MADRID (Reuters) -Spain's acting Prime Minister Pedro Sanchez looked assured of another term in office on Friday after securing the backing of two more regional parties, but it comes amid widespread anger over his pledge of amnesty for Catalan separatists.
The confirmed support of the National Basque Party (PNV) and the Canaries' Coalition, along with that of Catalan separatist party Junts confirmed on Thursday, would take Sanchez over the line with an absolute majority in the 350-member lower house in a vote due to take place in the coming days.
"We have managed to secure a majority that will make possible the investiture of Pedro Sanchez," acting minister for parliamentary relations Felix Bolanos said in an interview with SER radio station.
The more complicated deal was the one secured on Thursday with Junts, which includes passing a law granting amnesty to those convicted over Catalonia's attempt to secede from Spain in 2017.
"We have very far apart and different positions but this deal means we are doing our best to understand each other.

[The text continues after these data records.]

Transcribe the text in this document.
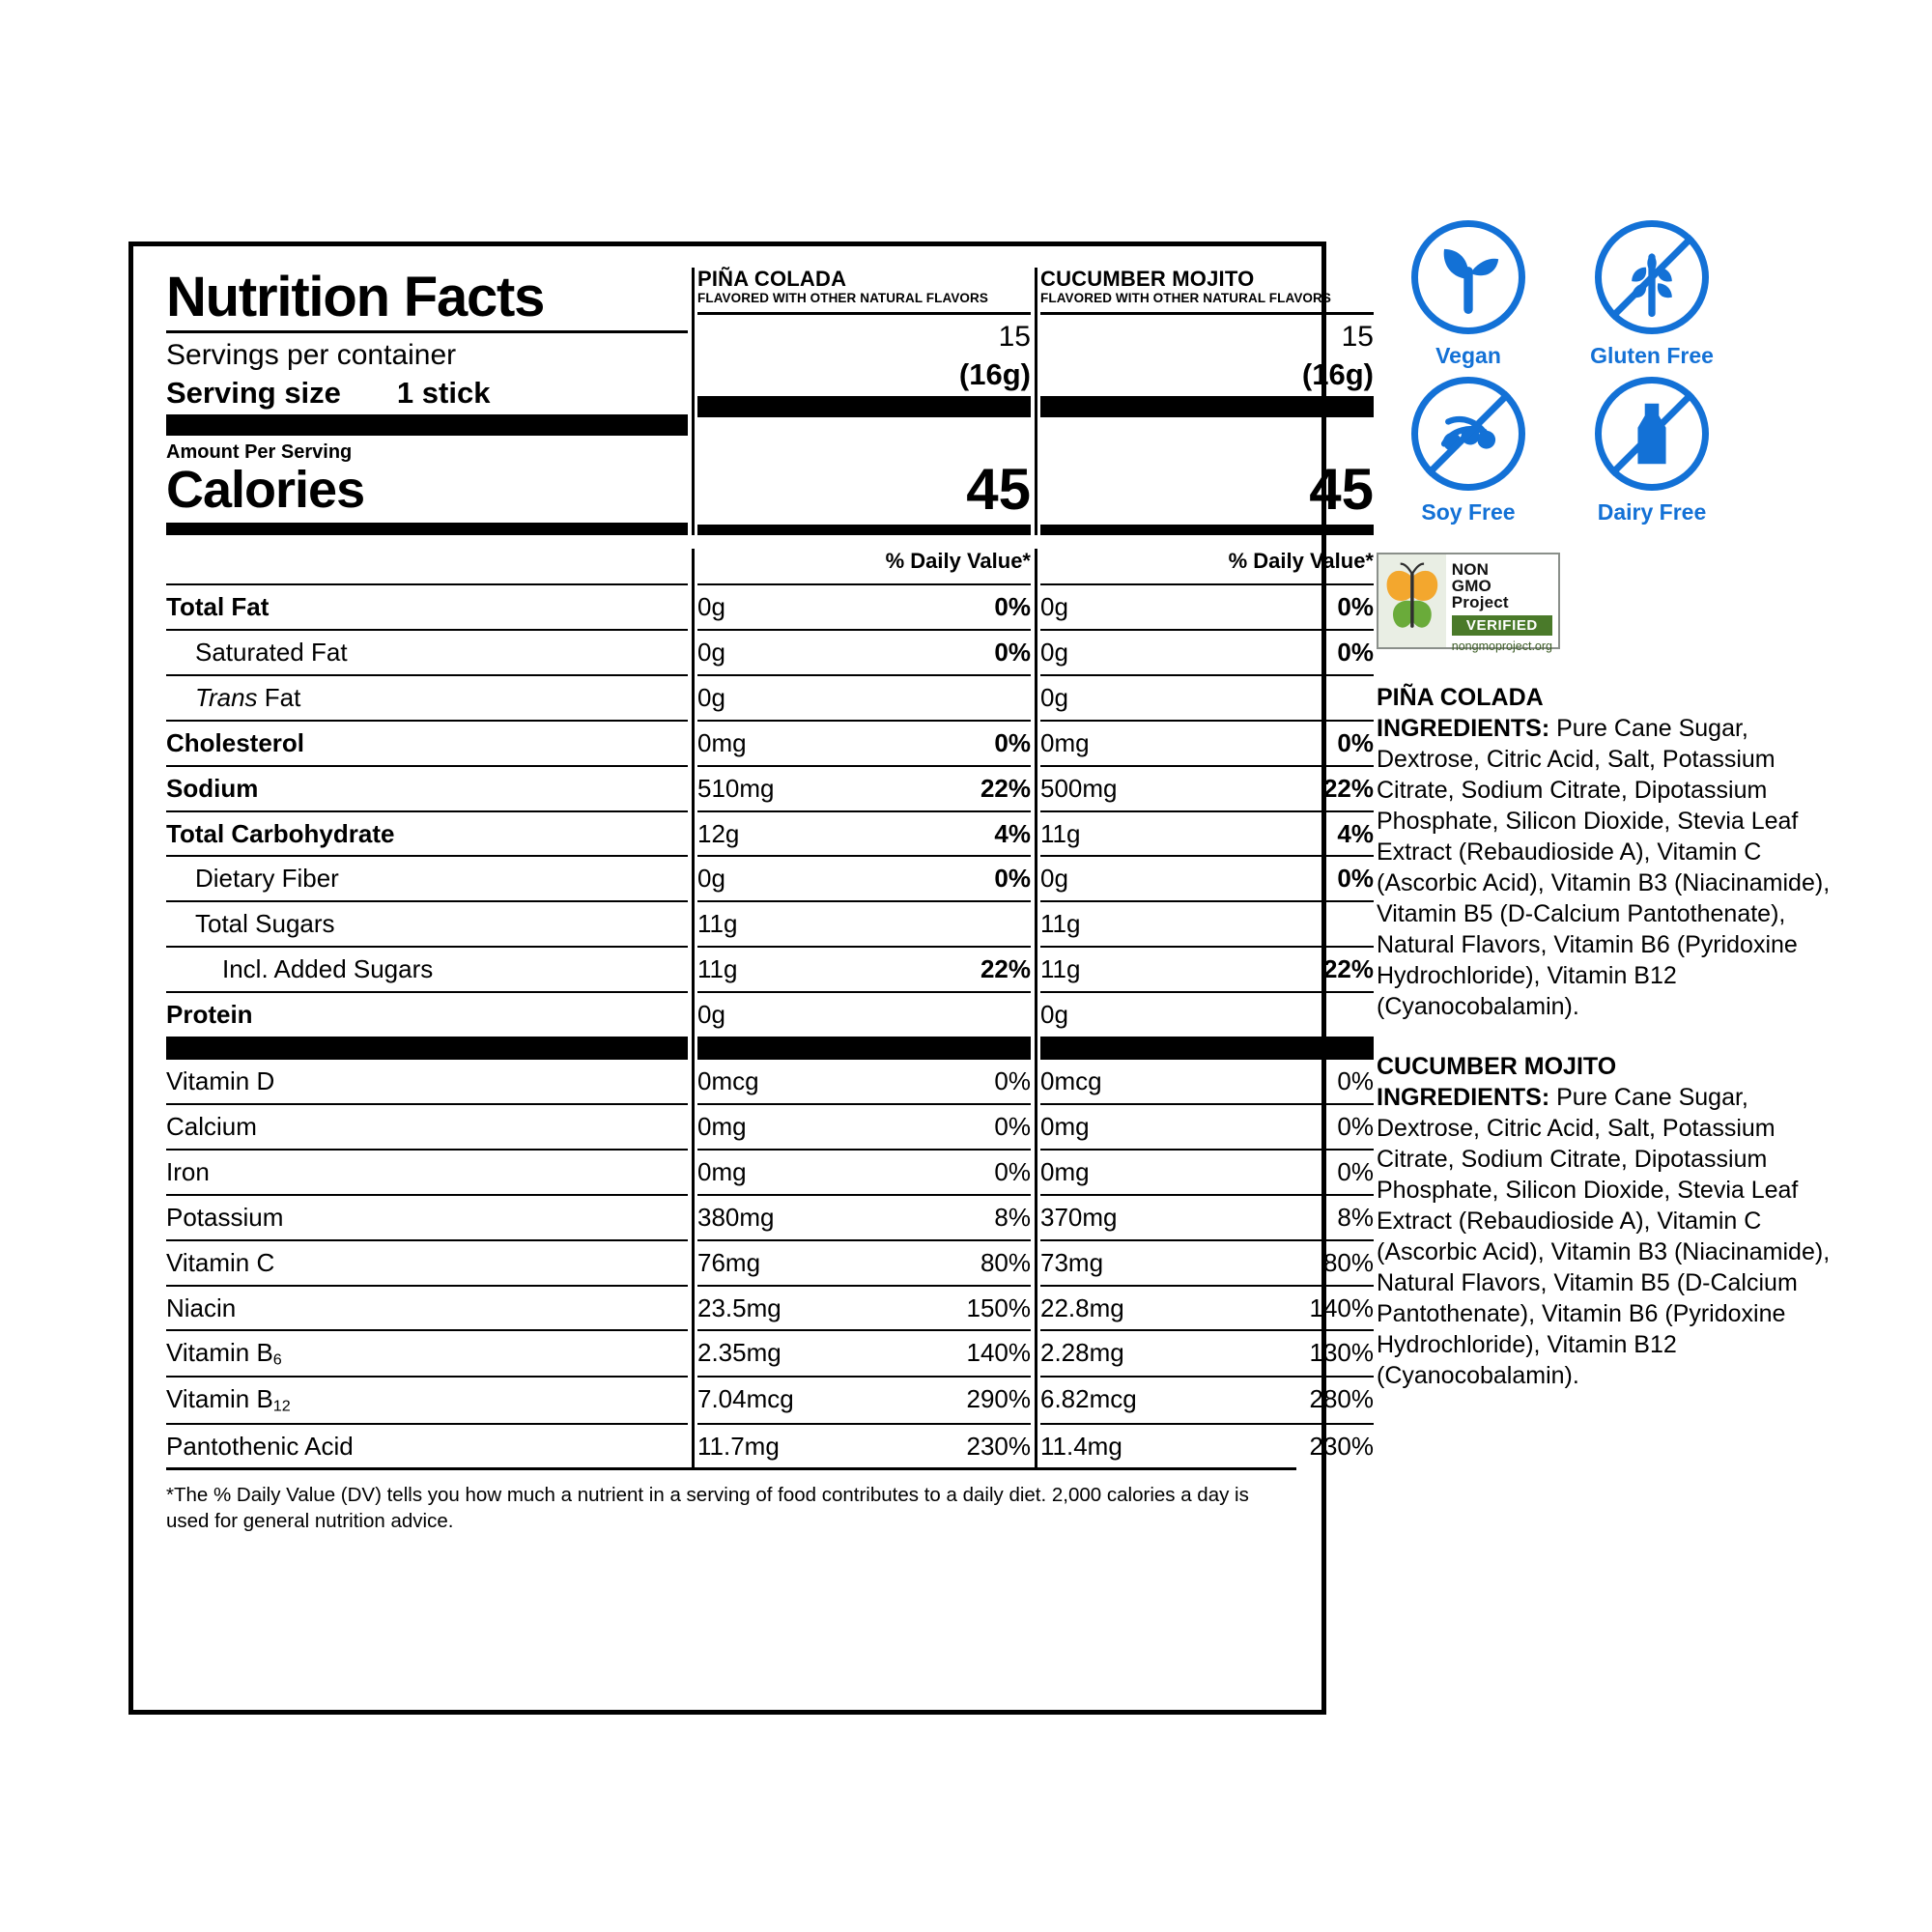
Nutrition Facts
Servings per container
Serving size 1 stick
PIÑA COLADA
FLAVORED WITH OTHER NATURAL FLAVORS
15
(16g)
CUCUMBER MOJITO
FLAVORED WITH OTHER NATURAL FLAVORS
15
(16g)
Amount Per Serving
Calories	45	45
% Daily Value*	% Daily Value*
Total Fat	0g	0% 0g	0%
Saturated Fat	0g	0% 0g	0%
Trans Fat	0g	0g
Cholesterol	0mg	0% 0mg	0%
Sodium	510mg	22% 500mg	22%
Total Carbohydrate	12g	4% 11g	4%
Dietary Fiber	0g	0% 0g	0%
Total Sugars	11g	11g
Incl. Added Sugars	11g	22% 11g	22%
Protein	0g	0g
Vitamin D	0mcg	0% 0mcg	0%
Calcium	0mg	0% 0mg	0%
Iron	0mg	0% 0mg	0%
Potassium	380mg	8% 370mg	8%
Vitamin C	76mg	80% 73mg	80%
Niacin	23.5mg	150% 22.8mg	140%
Vitamin $B_6$	2.35mg	140% 2.28mg	130%
Vitamin $B_{12}$	7.04mcg	290% 6.82mcg	280%
Pantothenic Acid	11.7mg	230% 11.4mg	230%
*The % Daily Value (DV) tells you how much a nutrient in a serving of food contributes to a daily diet. 2,000 calories a day is used for general nutrition advice.
Vegan	Gluten Free
Soy Free	Dairy Free
NON
GMO
Project
VERIFIED
nongmoproject.org
PIÑA COLADA

INGREDIENTS: Pure Cane Sugar, Dextrose, Citric Acid, Salt, Potassium Citrate, Sodium Citrate, Dipotassium Phosphate, Silicon Dioxide, Stevia Leaf Extract (Rebaudioside A), Vitamin C (Ascorbic Acid), Vitamin B3 (Niacinamide), Vitamin B5 (D-Calcium Pantothenate), Natural Flavors, Vitamin B6 (Pyridoxine Hydrochloride), Vitamin B12 (Cyanocobalamin).

CUCUMBER MOJITO

INGREDIENTS: Pure Cane Sugar, Dextrose, Citric Acid, Salt, Potassium Citrate, Sodium Citrate, Dipotassium Phosphate, Silicon Dioxide, Stevia Leaf Extract (Rebaudioside A), Vitamin C (Ascorbic Acid), Vitamin B3 (Niacinamide), Natural Flavors, Vitamin B5 (D-Calcium Pantothenate), Vitamin B6 (Pyridoxine Hydrochloride), Vitamin B12 (Cyanocobalamin).
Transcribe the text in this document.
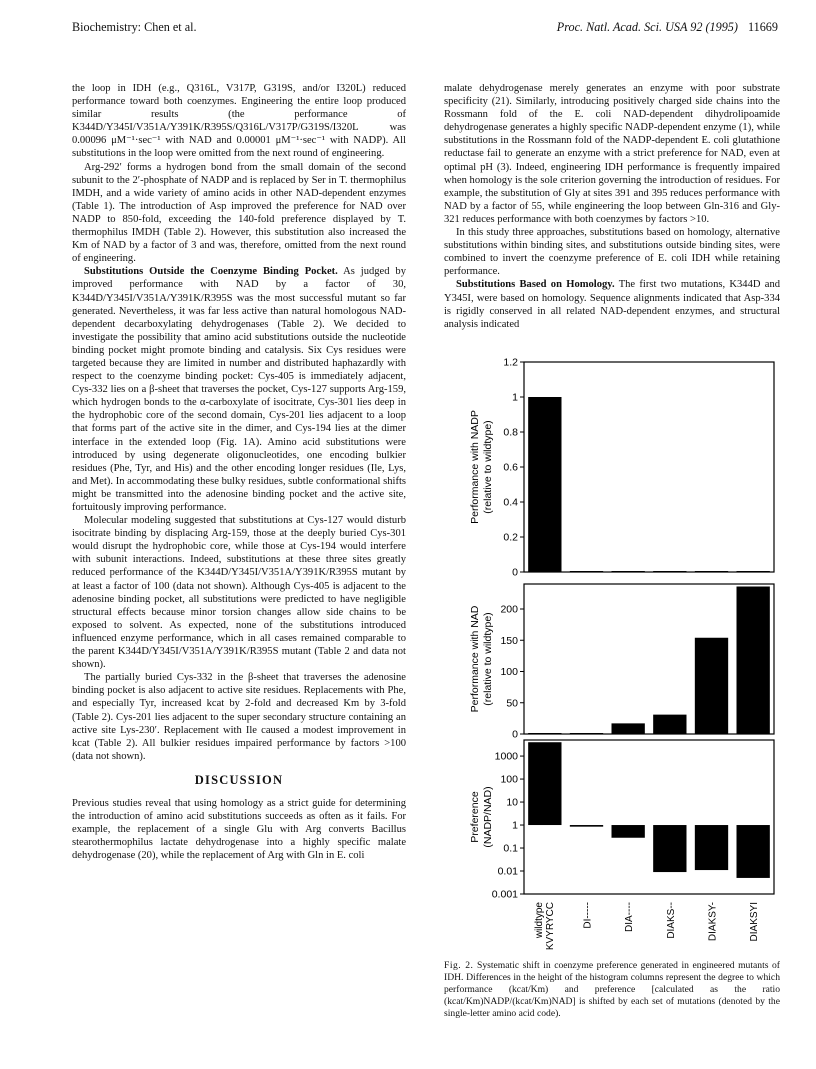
Biochemistry: Chen et al.	Proc. Natl. Acad. Sci. USA 92 (1995) 11669

the loop in IDH (e.g., Q316L, V317P, G319S, and/or I320L) reduced performance toward both coenzymes. Engineering the entire loop produced similar results (the performance of K344D/Y345I/V351A/Y391K/R395S/Q316L/V317P/G319S/I320L was 0.00096 μM⁻¹·sec⁻¹ with NAD and 0.00001 μM⁻¹·sec⁻¹ with NADP). All substitutions in the loop were omitted from the next round of engineering.

Arg-292′ forms a hydrogen bond from the small domain of the second subunit to the 2′-phosphate of NADP and is replaced by Ser in T. thermophilus IMDH, and a wide variety of amino acids in other NAD-dependent enzymes (Table 1). The introduction of Asp improved the preference for NAD over NADP to 850-fold, exceeding the 140-fold preference displayed by T. thermophilus IMDH (Table 2). However, this substitution also increased the Km of NAD by a factor of 3 and was, therefore, omitted from the next round of engineering.

Substitutions Outside the Coenzyme Binding Pocket. As judged by improved performance with NAD by a factor of 30, K344D/Y345I/V351A/Y391K/R395S was the most successful mutant so far generated. Nevertheless, it was far less active than natural homologous NAD-dependent decarboxylating dehydrogenases (Table 2). We decided to investigate the possibility that amino acid substitutions outside the nucleotide binding pocket might promote binding and catalysis. Six Cys residues were targeted because they are limited in number and distributed haphazardly with respect to the coenzyme binding pocket: Cys-405 is immediately adjacent, Cys-332 lies on a β-sheet that traverses the pocket, Cys-127 supports Arg-159, which hydrogen bonds to the α-carboxylate of isocitrate, Cys-301 lies deep in the hydrophobic core of the second domain, Cys-201 lies adjacent to a loop that forms part of the active site in the dimer, and Cys-194 lies at the dimer interface in the extended loop (Fig. 1A). Amino acid substitutions were introduced by using degenerate oligonucleotides, one encoding bulkier residues (Phe, Tyr, and His) and the other encoding longer residues (Ile, Lys, and Met). In accommodating these bulky residues, subtle conformational shifts might be transmitted into the adenosine binding pocket and the active site, fortuitously improving performance.

Molecular modeling suggested that substitutions at Cys-127 would disturb isocitrate binding by displacing Arg-159, those at the deeply buried Cys-301 would disrupt the hydrophobic core, while those at Cys-194 would interfere with subunit interactions. Indeed, substitutions at these three sites greatly reduced performance of the K344D/Y345I/V351A/Y391K/R395S mutant by at least a factor of 100 (data not shown). Although Cys-405 is adjacent to the adenosine binding pocket, all substitutions were predicted to have negligible structural effects because minor torsion changes allow side chains to be exposed to solvent. As expected, none of the substitutions introduced influenced enzyme performance, which in all cases remained comparable to the parent K344D/Y345I/V351A/Y391K/R395S mutant (Table 2 and data not shown).

The partially buried Cys-332 in the β-sheet that traverses the adenosine binding pocket is also adjacent to active site residues. Replacements with Phe, and especially Tyr, increased kcat by 2-fold and decreased Km by 3-fold (Table 2). Cys-201 lies adjacent to the super secondary structure containing an active site Lys-230′. Replacement with Ile caused a modest improvement in kcat (Table 2). All bulkier residues impaired performance by factors >100 (data not shown).

DISCUSSION

Previous studies reveal that using homology as a strict guide for determining the introduction of amino acid substitutions succeeds as often as it fails. For example, the replacement of a single Glu with Arg converts Bacillus stearothermophilus lactate dehydrogenase into a highly specific malate dehydrogenase (20), while the replacement of Arg with Gln in E. coli

malate dehydrogenase merely generates an enzyme with poor substrate specificity (21). Similarly, introducing positively charged side chains into the Rossmann fold of the E. coli NAD-dependent dihydrolipoamide dehydrogenase generates a highly specific NADP-dependent enzyme (1), while substitutions in the Rossmann fold of the NADP-dependent E. coli glutathione reductase fail to generate an enzyme with a strict preference for NAD, even at optimal pH (3). Indeed, engineering IDH performance is frequently impaired when homology is the sole criterion governing the introduction of residues. For example, the substitution of Gly at sites 391 and 395 reduces performance with NAD by a factor of 55, while engineering the loop between Gln-316 and Gly-321 reduces performance with both coenzymes by factors >10.

In this study three approaches, substitutions based on homology, alternative substitutions within binding sites, and substitutions outside binding sites, were combined to invert the coenzyme preference of E. coli IDH while retaining performance.

Substitutions Based on Homology. The first two mutations, K344D and Y345I, were based on homology. Sequence alignments indicated that Asp-334 is rigidly conserved in all related NAD-dependent enzymes, and structural analysis indicated

0
0.2
0.4
0.6
0.8
1
1.2
Performance with NADP (relative to wildtype)
0
50
100
150
200
Performance with NAD (relative to wildtype)
0.001
0.01
0.1
1
10
100
1000
Preference (NADP/NAD)
wildtype KVYRYCC	DI-----	DIA----	DIAKS--	DIAKSY-	DIAKSYI
Fig. 2. Systematic shift in coenzyme preference generated in engineered mutants of IDH. Differences in the height of the histogram columns represent the degree to which performance (kcat/Km) and preference [calculated as the ratio (kcat/Km)NADP/(kcat/Km)NAD] is shifted by each set of mutations (denoted by the single-letter amino acid code).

Spain and Catalonia deserve that," Bolanos said.
After an inconclusive election held on July 23, Sanchez's Socialist Party spent weeks negotiating with smaller parties including far-left platform Sumar and Catalan, Galician and Basque nationalist parties, most of which had supported Sanchez early in 2020 for his previous term.
With Junts and PNV and the national and regional left wing parties, Sanchez would win an absolute majority of 178 out of 350 lawmakers.
Later on Friday, the Socialist Party added one vote more to its wide coalition after Canary Islands' regionalist party Coalicion Canaria also agreed to back Sanchez.
Bolanos said the Catalan amnesty law would help ease tension in Catalonia as it would free school directors, firefighters and other civil servants who helped organise an illegal referendum on the region's independence in 2017 from legal proceedings.
The most divisive aspect of the proposed amnesty though is it would allow Catalan separatist leaders such as Junts head Carles Puigdemont, who fled the country in the wake of the referendum and a short-lived unilateral independence declaration, to run for office again.
Sanchez's conservative opponents have accused him of putting the rule of law in Spain on the line for his own political gain. Spanish judges have also said an amnesty would be a violation of the principles of constitutional checks and balances.
As a deal between Junts and the Socialists edged nearer in the past week, the mood in the country became increasingly febrile, with protesters clashing with police outside the Socialists' headquarters in Madrid each evening.
Police fired rubber bullets, 24 people were arrested and seven police officers were lightly wounded on Thursday evening, authorities said, as officers tried to break up the demonstration.